Potevano anche bastare le pillole di viagra per corrompere il pm di Lecce Emilio Arnesano, riuscendo così a pilotare procedimenti giudiziari, ma anche l’esame di Stato 2017 per la professione di avvocato. Un «sistema» di rapporti equivoci, fatto di sesso con avvocatesse e commercialiste che si sarebbero concesse al pubblico ministero sessantenne per pilotare processi e procedimenti fallimentari. Un «metodo delinquenziale», quello attuato da Arnesano, che sulla base di recenti accertamenti (ancora coperti da segreto investigativo) sarebbe ramificato e incancrenito nel “mondo” dei professionisti di Lecce.

Gli arrestati
Le ipotesi d’accusa sono formulate nell’ordinanza di custodia cautelare emessa dal giudice per le indagini preliminari di Potenza – competente a indagare sulla Procura di Lecce – che ha mandato in carcere con Arnesano anche il dirigente dell’Asl di Lecce Carlo Siciliano.

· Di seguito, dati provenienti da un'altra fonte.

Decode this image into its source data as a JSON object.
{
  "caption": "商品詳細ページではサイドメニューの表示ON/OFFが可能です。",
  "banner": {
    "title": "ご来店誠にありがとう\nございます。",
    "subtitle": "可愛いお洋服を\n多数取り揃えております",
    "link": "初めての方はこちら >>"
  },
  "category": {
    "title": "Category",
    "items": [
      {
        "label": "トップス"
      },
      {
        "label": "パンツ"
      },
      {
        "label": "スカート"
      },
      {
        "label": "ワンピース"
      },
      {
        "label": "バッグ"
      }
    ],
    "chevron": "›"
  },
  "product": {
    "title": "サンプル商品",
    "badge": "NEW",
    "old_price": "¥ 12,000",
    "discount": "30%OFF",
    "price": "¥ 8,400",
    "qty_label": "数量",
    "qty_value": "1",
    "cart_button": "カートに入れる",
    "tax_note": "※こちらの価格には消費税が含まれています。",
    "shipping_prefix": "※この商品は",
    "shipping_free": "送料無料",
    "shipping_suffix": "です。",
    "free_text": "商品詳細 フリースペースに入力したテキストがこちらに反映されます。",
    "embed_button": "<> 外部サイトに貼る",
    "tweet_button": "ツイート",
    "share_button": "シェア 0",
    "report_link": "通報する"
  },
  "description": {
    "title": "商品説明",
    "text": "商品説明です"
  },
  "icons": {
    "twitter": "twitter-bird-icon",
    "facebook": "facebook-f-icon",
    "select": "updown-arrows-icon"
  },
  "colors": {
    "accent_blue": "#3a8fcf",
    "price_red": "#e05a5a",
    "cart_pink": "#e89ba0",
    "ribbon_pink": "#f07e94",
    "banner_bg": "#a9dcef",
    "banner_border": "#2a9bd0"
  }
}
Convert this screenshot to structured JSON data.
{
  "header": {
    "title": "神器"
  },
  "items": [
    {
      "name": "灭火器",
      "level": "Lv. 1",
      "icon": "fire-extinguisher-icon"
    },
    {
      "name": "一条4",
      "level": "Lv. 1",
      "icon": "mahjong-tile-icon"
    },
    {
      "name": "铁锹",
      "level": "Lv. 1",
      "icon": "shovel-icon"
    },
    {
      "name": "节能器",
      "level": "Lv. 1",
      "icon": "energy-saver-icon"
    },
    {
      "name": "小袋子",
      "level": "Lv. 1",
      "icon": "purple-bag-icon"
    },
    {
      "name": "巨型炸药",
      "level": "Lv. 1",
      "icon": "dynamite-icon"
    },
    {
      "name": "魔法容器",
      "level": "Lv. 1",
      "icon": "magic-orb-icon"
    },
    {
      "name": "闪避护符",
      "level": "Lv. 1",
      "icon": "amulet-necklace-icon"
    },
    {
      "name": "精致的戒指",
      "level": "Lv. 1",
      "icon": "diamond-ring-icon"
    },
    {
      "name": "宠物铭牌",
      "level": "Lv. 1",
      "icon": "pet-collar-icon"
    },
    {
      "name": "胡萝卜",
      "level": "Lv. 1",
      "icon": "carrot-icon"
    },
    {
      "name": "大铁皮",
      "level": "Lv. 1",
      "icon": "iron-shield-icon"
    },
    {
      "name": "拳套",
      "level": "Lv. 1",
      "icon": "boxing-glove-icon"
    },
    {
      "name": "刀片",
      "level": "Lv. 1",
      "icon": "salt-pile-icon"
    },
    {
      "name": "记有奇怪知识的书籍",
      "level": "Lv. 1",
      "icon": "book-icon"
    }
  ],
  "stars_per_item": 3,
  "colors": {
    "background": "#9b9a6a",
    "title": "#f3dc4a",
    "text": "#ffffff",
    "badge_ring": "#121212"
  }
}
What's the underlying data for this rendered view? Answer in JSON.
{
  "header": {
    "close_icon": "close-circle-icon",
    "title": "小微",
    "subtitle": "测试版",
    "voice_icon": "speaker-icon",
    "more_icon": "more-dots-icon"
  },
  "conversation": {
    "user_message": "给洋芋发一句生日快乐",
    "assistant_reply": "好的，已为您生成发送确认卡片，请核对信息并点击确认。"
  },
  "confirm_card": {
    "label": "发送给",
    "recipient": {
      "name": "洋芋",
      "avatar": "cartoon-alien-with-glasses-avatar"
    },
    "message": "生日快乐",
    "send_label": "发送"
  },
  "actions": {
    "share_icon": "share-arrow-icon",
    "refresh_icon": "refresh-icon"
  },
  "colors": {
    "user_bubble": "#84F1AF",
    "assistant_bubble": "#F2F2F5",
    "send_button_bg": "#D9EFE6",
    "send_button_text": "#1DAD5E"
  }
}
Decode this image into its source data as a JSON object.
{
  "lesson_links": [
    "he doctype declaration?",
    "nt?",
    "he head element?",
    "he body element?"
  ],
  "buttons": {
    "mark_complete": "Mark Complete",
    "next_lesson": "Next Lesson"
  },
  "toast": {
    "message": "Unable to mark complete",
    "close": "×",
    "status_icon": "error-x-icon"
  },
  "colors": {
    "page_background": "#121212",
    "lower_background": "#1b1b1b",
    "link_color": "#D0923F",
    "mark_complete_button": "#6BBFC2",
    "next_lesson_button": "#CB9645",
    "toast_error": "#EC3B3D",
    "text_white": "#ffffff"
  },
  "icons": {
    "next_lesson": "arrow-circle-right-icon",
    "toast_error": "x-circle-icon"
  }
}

Ai domiciliari altre quattro persone: il direttore generale dell’Asl salentina Ottavio Narracci, il dirigente Giorgio Trianni, il primario del reparto di Ortopedia e traumatologia dell’Ospedale Vito Fazi di Lecce Giuseppe Rollo e l’avvocato Benedetta Martina. Ordine del divieto di dimora a Lecce, invece, è stato notificato all’avvocato Salvatore Antonio Ciardo. A seconda delle posizioni, i pm ipotizzano i reati di corruzione in atti giudiziari, induzione a dare o promettere, abuso d’ufficio, falso.